ByteDance, Alibaba pull AI companion agents ahead of China's July 15 rules
Synopsis
Key Takeaways
ByteDance's Doubao and Alibaba Group Holding's Qwen are disabling their customisable AI agent features ahead of China's new regulations on humanlike AI interaction services, which take effect on July 15, 2026. The moves mark one of the most visible compliance actions since Beijing issued the rules in April 2026, signalling a new enforcement phase for the country's fast-growing consumer AI sector.
What the platforms are shutting down
Doubao notified users in a Friday night notice that its agent feature would go offline on July 15 due to 'product function adjustments'. After October 15, all related data would be handled under the company's privacy policy and would no longer be viewable or recoverable inside the app.
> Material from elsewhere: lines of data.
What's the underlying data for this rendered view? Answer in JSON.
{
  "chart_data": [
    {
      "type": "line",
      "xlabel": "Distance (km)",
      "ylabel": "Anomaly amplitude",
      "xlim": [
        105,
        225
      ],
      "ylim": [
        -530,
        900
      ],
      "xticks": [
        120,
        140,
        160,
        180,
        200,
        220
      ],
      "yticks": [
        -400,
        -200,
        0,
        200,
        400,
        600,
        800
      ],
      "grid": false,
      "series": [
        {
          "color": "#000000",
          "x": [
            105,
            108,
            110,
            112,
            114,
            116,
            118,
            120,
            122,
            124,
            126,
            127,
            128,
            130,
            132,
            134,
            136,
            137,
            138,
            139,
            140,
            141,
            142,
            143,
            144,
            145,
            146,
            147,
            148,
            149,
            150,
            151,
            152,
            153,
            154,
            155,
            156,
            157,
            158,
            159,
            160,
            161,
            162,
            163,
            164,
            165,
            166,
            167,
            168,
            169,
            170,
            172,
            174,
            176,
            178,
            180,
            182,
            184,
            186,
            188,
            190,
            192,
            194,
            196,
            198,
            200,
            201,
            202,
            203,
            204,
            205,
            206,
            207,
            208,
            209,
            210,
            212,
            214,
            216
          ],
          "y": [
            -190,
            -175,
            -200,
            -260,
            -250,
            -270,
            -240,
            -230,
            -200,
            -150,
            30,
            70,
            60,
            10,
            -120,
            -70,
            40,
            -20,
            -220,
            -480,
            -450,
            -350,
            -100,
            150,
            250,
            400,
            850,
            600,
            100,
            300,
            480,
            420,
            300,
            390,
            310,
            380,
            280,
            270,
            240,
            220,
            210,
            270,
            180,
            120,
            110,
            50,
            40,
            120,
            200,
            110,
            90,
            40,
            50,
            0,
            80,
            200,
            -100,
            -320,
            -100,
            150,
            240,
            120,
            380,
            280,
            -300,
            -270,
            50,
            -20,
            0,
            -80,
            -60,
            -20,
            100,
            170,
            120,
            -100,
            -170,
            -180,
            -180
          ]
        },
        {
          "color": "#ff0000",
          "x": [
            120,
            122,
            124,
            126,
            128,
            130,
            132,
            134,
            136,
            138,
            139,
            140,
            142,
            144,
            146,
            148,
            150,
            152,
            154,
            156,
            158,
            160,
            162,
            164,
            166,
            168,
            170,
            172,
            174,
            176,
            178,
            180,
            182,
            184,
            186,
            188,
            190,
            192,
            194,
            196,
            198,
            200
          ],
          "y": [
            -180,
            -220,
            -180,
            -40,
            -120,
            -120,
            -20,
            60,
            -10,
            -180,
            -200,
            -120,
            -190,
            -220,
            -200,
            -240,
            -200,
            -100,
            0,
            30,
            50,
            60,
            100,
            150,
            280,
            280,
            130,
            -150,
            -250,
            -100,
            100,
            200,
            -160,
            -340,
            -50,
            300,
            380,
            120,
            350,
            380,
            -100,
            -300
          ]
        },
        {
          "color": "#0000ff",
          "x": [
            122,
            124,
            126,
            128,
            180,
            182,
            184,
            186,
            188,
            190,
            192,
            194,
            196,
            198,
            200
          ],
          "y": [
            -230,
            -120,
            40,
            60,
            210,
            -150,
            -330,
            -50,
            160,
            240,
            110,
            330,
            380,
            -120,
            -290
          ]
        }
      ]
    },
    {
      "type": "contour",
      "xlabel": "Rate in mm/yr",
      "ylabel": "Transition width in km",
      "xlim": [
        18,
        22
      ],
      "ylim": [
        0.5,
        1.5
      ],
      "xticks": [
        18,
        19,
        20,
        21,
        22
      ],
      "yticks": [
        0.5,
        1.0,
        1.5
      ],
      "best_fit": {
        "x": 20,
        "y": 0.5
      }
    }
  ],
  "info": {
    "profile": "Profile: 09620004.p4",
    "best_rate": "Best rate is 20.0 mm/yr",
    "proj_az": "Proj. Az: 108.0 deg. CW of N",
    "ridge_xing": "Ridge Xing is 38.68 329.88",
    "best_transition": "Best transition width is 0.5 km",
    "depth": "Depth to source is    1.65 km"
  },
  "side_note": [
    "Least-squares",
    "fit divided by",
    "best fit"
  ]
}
Qwen issued a similar notice on Saturday morning, stating that its 'humanlike interactive agents and user-created agent functions' would be disabled on July 10, while broader 'Qwen agent functions and services' would be taken offline on July 15. Users will lose access to related agent settings and previous conversations after the shutdown.
What users are losing
Both platforms had offered pools of agents — built by the companies and by users — that could be customised for specific tasks, skills, and speaking styles. Users could transform a general-purpose chatbot into a named assistant, tutor, role-playing character, or companion with a fixed persona and tone, features that drove significant engagement among younger demographics.
The regulatory backdrop
The shutdowns coincide with the implementation of the Interim Measures for the Administration of Artificial Intelligence Anthropomorphic Interaction Services, issued in April 2026 and effective July 15. The rules govern AI services that 'simulate human personality traits, thinking patterns and communication styles to provide sustained emotional interaction.'
The measures explicitly cited risks including the spread of extremist ideas, privacy leaks, harm to physical and mental health, and user dependence or addiction. Customer service bots, knowledge Q&A tools, workplace assistants, and education or scientific research tools are exempt, provided they do not involve sustained emotional interaction.
Competitive backdrop
Tencent's Yuanbao has not yet issued a comparable public notice, leaving its compliance posture under scrutiny. The broader Chinese AI market, which has seen rapid expansion of companion and persona-based products, now faces a structural reset as platforms reconfigure offerings to stay within the new legal boundaries.
What's next
With the July 15 deadline days away, other consumer AI platforms operating in China will face pressure to demonstrate compliance or risk regulatory action. The longer-term question is whether the persona and companion AI segment — a meaningful driver of user retention — can be rebuilt within the constraints of the new framework, or whether it will be permanently curtailed.